Alcune località, come Apricena e Torremaggiore che erano state quasi completamente rase al suolo dal primo terremoto, diciannove anni più tardi, il 31 maggio del 1646, subirono nuovi gravissimi danni; altre ancora furono quasi completamente distrutte, come San Nicandro Garganico, San Giovanni Rotondo, San Marco in Lamis, Rignano Garganico, Canosa di Puglia, mentre Vieste fu praticamente rasa al suolo.

Questo secondo violentissimo evento sismico, secondo una fonte storica datata proprio 1646, fu composto da tre distinte scosse avvertite nello spazio di un quarto d’ora nella Provincia della Puglia del Regno di Napoli, in molti luoghi della Calabria, ed anche ad Amatrice ed ‘Acumulo’. Proprio quell’Amatrice ed Accumoli che alle 3:36 del 24 agosto 2016 furono cancellate da un altro fortissimo sisma. Ecco, dunque, il ripresentarsi periodicamente nel corso dei secoli degli eventi tellurici nei medesimi luoghi, per via della miriade di faglie attive nel sottosuolo.

Ad incombere sul Gargano, poi, vi è anche l’attività tettonica della costa dalmata che crea il rischio tsunami. In una relazione in inglese a cura dell’Ingv (Istituto Nazionale di Geofisica e Vulcanologia) intitolata “Identification of tsunami deposits and liquefaction features in the Gargano area (Italy)”, si legge che per definire meglio il rischio nella regione del Gargano è stata cercata la prova geologica dell’ondata del 1627 e di quelle precedenti, analizzando gli strati del terreno a Nord a Sud della zona di Lesina.
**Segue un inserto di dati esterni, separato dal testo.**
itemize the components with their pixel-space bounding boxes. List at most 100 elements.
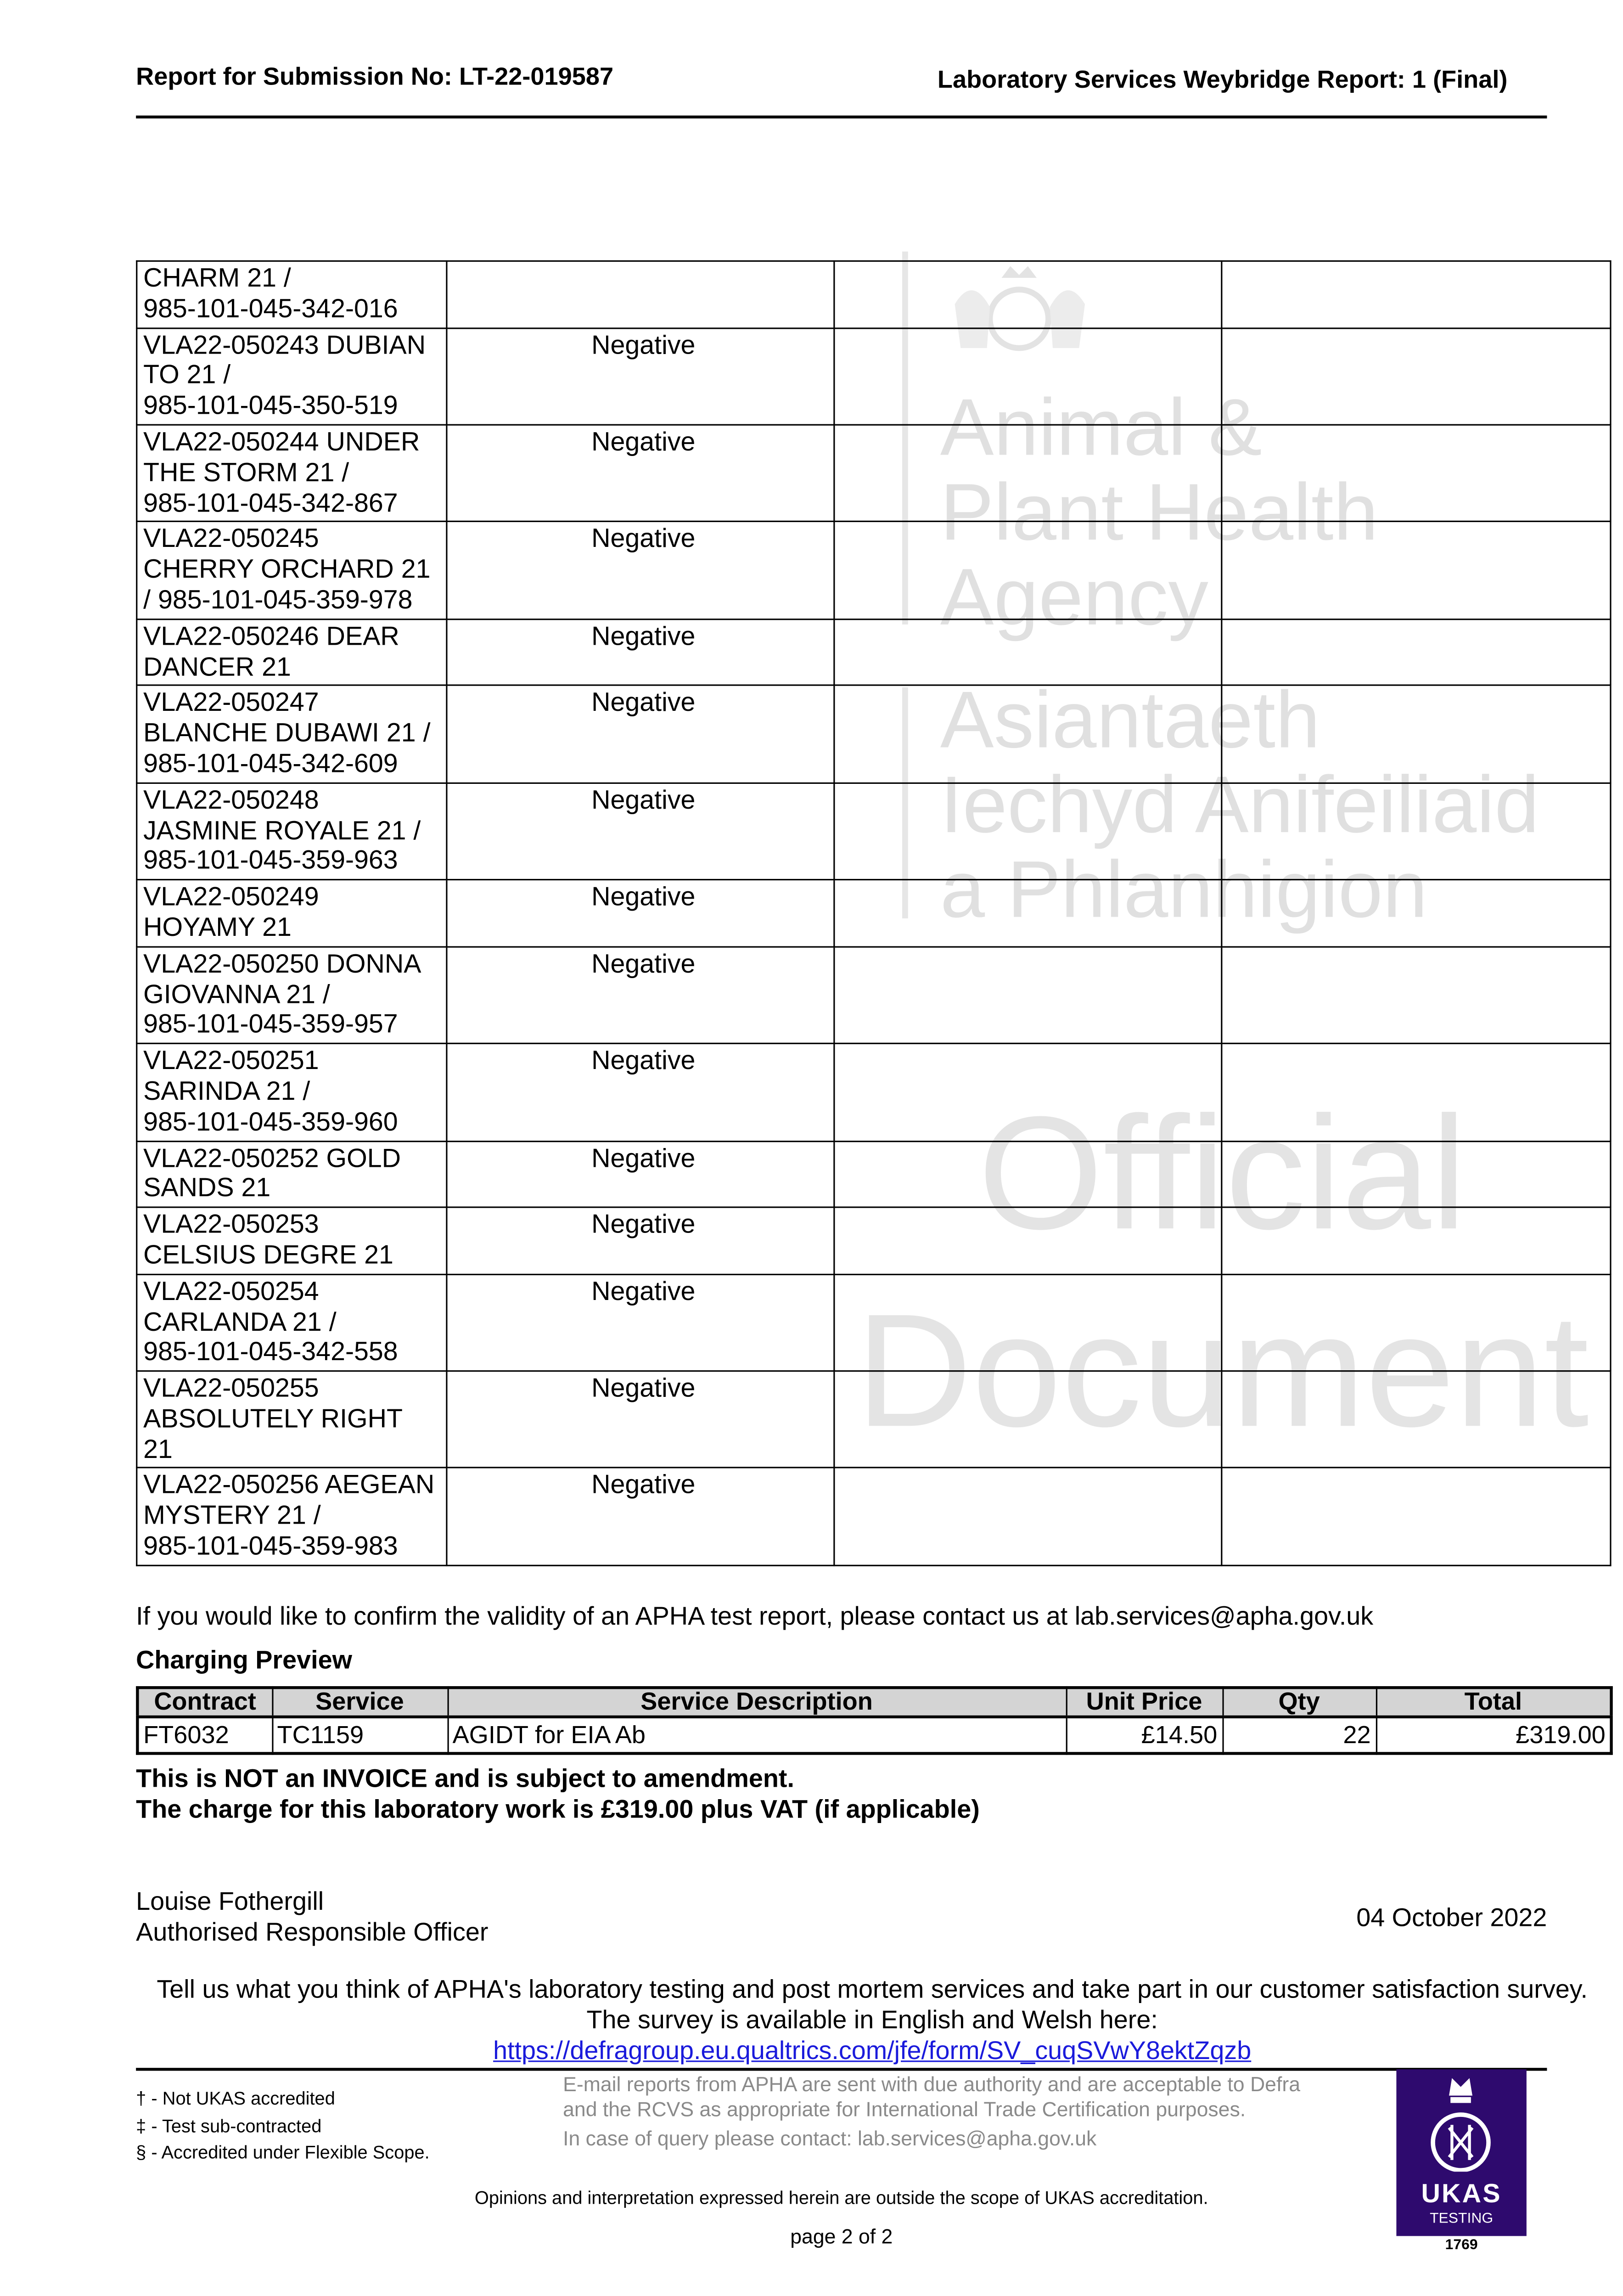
empty-cell [833, 945, 1223, 1045]
empty-cell [1221, 945, 1612, 1045]
sample-cell: VLA22-050250 DONNA GIOVANNA 21 / 985-101… [136, 945, 448, 1045]
empty-cell [833, 1043, 1223, 1142]
email-note: E-mail reports from APHA are sent with d… [563, 2072, 1301, 2121]
empty-cell [833, 782, 1223, 881]
result-row: VLA22-050244 UNDER THE STORM 21 / 985-10… [136, 424, 1612, 523]
result-row: VLA22-050245 CHERRY ORCHARD 21 / 985-101… [136, 521, 1612, 620]
result-row: VLA22-050243 DUBIAN TO 21 / 985-101-045-… [136, 327, 1612, 426]
ukas-testing: TESTING [1430, 2211, 1494, 2228]
ukas-label: UKAS [1421, 2179, 1502, 2208]
empty-cell [833, 1206, 1223, 1275]
result-cell: Negative [446, 1140, 835, 1208]
officer-role: Authorised Responsible Officer [136, 1917, 489, 1947]
col-total: Total [1375, 1687, 1612, 1719]
service-cell: TC1159 [271, 1716, 449, 1755]
report-date: 04 October 2022 [1356, 1902, 1547, 1932]
sample-cell: VLA22-050253 CELSIUS DEGRE 21 [136, 1206, 448, 1275]
legend-subcontracted: ‡ - Test sub-contracted [136, 2115, 322, 2136]
charge-row: FT6032 TC1159 AGIDT for EIA Ab £14.50 22… [136, 1716, 1612, 1755]
col-description: Service Description [446, 1687, 1067, 1719]
ukas-crown-icon [1431, 2078, 1491, 2172]
result-row: VLA22-050256 AEGEAN MYSTERY 21 / 985-101… [136, 1467, 1612, 1566]
total-cell: £319.00 [1375, 1716, 1612, 1755]
survey-text: Tell us what you think of APHA's laborat… [157, 1974, 1588, 2034]
header-divider [136, 115, 1547, 118]
contract-cell: FT6032 [136, 1716, 273, 1755]
ukas-logo: UKAS TESTING [1396, 2069, 1527, 2236]
result-row: VLA22-050252 GOLD SANDS 21 Negative [136, 1140, 1612, 1208]
empty-cell [1221, 618, 1612, 687]
opinions-note: Opinions and interpretation expressed he… [474, 2188, 1208, 2208]
sample-cell: VLA22-050244 UNDER THE STORM 21 / 985-10… [136, 424, 448, 523]
result-cell: Negative [446, 1467, 835, 1566]
query-note: In case of query please contact: lab.ser… [563, 2126, 1097, 2150]
legend-not-accredited: † - Not UKAS accredited [136, 2088, 335, 2109]
result-row: VLA22-050251 SARINDA 21 / 985-101-045-35… [136, 1043, 1612, 1142]
empty-cell [833, 260, 1223, 329]
result-cell: Negative [446, 1206, 835, 1275]
result-row: VLA22-050255 ABSOLUTELY RIGHT 21 Negative [136, 1370, 1612, 1469]
submission-number: Report for Submission No: LT-22-019587 [136, 62, 614, 91]
legend-flexible-scope: § - Accredited under Flexible Scope. [136, 2142, 430, 2163]
result-cell: Negative [446, 521, 835, 620]
validity-note: If you would like to confirm the validit… [136, 1601, 1374, 1631]
result-cell: Negative [446, 1273, 835, 1372]
empty-cell [833, 1370, 1223, 1469]
results-table: CHARM 21 / 985-101-045-342-016 VLA22-0502… [136, 260, 1612, 1566]
empty-cell [833, 618, 1223, 687]
sample-cell: VLA22-050247 BLANCHE DUBAWI 21 / 985-101… [136, 685, 448, 784]
empty-cell [833, 424, 1223, 523]
result-cell: Negative [446, 618, 835, 687]
result-cell [446, 260, 835, 329]
sample-cell: VLA22-050246 DEAR DANCER 21 [136, 618, 448, 687]
sample-cell: VLA22-050256 AEGEAN MYSTERY 21 / 985-101… [136, 1467, 448, 1566]
empty-cell [1221, 1467, 1612, 1566]
result-row: VLA22-050248 JASMINE ROYALE 21 / 985-101… [136, 782, 1612, 881]
empty-cell [1221, 521, 1612, 620]
empty-cell [833, 879, 1223, 947]
footer-divider [136, 2068, 1547, 2071]
empty-cell [833, 521, 1223, 620]
survey-link[interactable]: https://defragroup.eu.qualtrics.com/jfe/… [493, 2036, 1252, 2065]
result-cell: Negative [446, 327, 835, 426]
result-cell: Negative [446, 1370, 835, 1469]
empty-cell [833, 327, 1223, 426]
empty-cell [1221, 260, 1612, 329]
sample-cell: VLA22-050251 SARINDA 21 / 985-101-045-35… [136, 1043, 448, 1142]
sample-cell: VLA22-050252 GOLD SANDS 21 [136, 1140, 448, 1208]
sample-cell: VLA22-050249 HOYAMY 21 [136, 879, 448, 947]
result-cell: Negative [446, 945, 835, 1045]
report-title: Laboratory Services Weybridge Report: 1 … [937, 66, 1508, 94]
result-row: VLA22-050249 HOYAMY 21 Negative [136, 879, 1612, 947]
empty-cell [833, 1467, 1223, 1566]
result-cell: Negative [446, 685, 835, 784]
result-cell: Negative [446, 1043, 835, 1142]
empty-cell [833, 1140, 1223, 1208]
result-row: VLA22-050246 DEAR DANCER 21 Negative [136, 618, 1612, 687]
empty-cell [833, 685, 1223, 784]
col-qty: Qty [1221, 1687, 1377, 1719]
empty-cell [1221, 782, 1612, 881]
officer-name: Louise Fothergill [136, 1886, 324, 1916]
result-row: VLA22-050247 BLANCHE DUBAWI 21 / 985-101… [136, 685, 1612, 784]
unit-price-cell: £14.50 [1065, 1716, 1224, 1755]
empty-cell [1221, 1206, 1612, 1275]
empty-cell [1221, 1043, 1612, 1142]
empty-cell [1221, 879, 1612, 947]
ukas-number: 1769 [1445, 2237, 1478, 2254]
sample-cell: CHARM 21 / 985-101-045-342-016 [136, 260, 448, 329]
result-cell: Negative [446, 424, 835, 523]
empty-cell [833, 1273, 1223, 1372]
qty-cell: 22 [1221, 1716, 1377, 1755]
result-row: VLA22-050253 CELSIUS DEGRE 21 Negative [136, 1206, 1612, 1275]
col-unit-price: Unit Price [1065, 1687, 1224, 1719]
sample-cell: VLA22-050248 JASMINE ROYALE 21 / 985-101… [136, 782, 448, 881]
sample-cell: VLA22-050255 ABSOLUTELY RIGHT 21 [136, 1370, 448, 1469]
empty-cell [1221, 1273, 1612, 1372]
not-invoice-notice: This is NOT an INVOICE and is subject to… [136, 1763, 794, 1793]
col-contract: Contract [136, 1687, 273, 1719]
result-row: CHARM 21 / 985-101-045-342-016 [136, 260, 1612, 329]
charge-notice: The charge for this laboratory work is £… [136, 1794, 980, 1824]
description-cell: AGIDT for EIA Ab [446, 1716, 1067, 1755]
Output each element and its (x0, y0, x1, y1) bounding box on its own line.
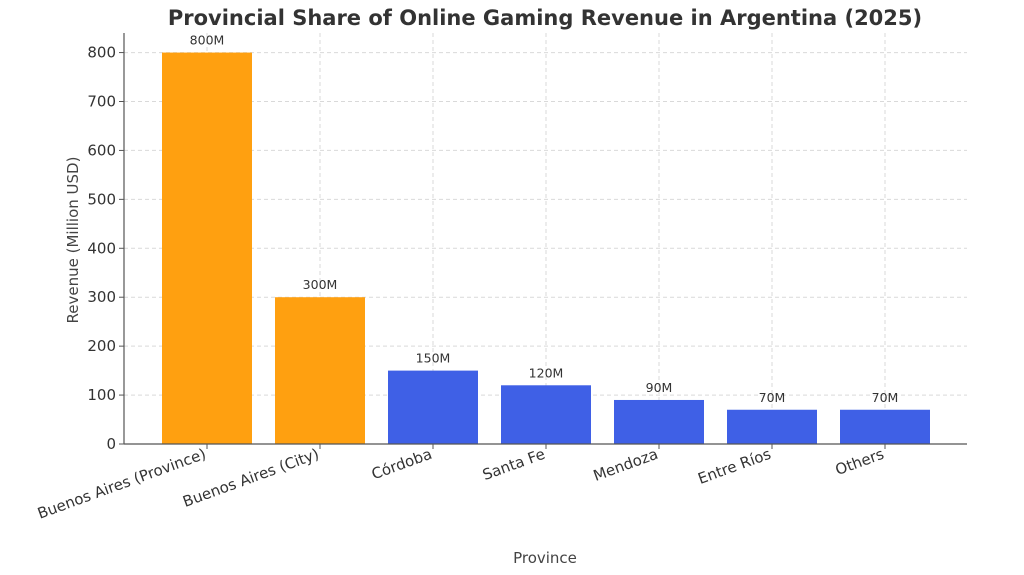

In totale, sono stati individuati sei depositi potenziali di tsunami, probabilmente relativi a sei terremoti. La datazione col radiocarbonio di tre di questi depositi suggerisce un intervallo medio di ricorrenza di 1700 anni per gli eventi di tsunami sul litorale a nord del Gargano e di 1200 anni sul litorale di Manfredonia. Insomma, come ha scritto il giornalista del ‘Corriere della Sera’ Marco Brando, che ha riportato i precedenti dati, in quanto a tsunami “si può stare tranquilli almeno per un altro millennio”.

Il terribile terremoto di Durazzo ci ha, però, ricordato quanto piccolo ed impotente possa essere l’uomo dinanzi alla forza della natura e di quanto ‘ballerina’ sia la nostra terra, specialmente quando si è a ridosso di una placca. E se è vero, come dicevamo, che i sismi sono imprevedibili, è anche vero che gli effetti catastrofici a cui assistiamo devono indurci a non farci trovare impreparati, cercando di ridurre al minimo la vulnerabilità degli edifici esistenti o progettandone di nuovi a norma.

Dopotutto, come afferma l’architetto giapponese Shigeru Ban: “Le persone non vengono uccise tanto dai terremoti, quanto dagli edifici crollati”.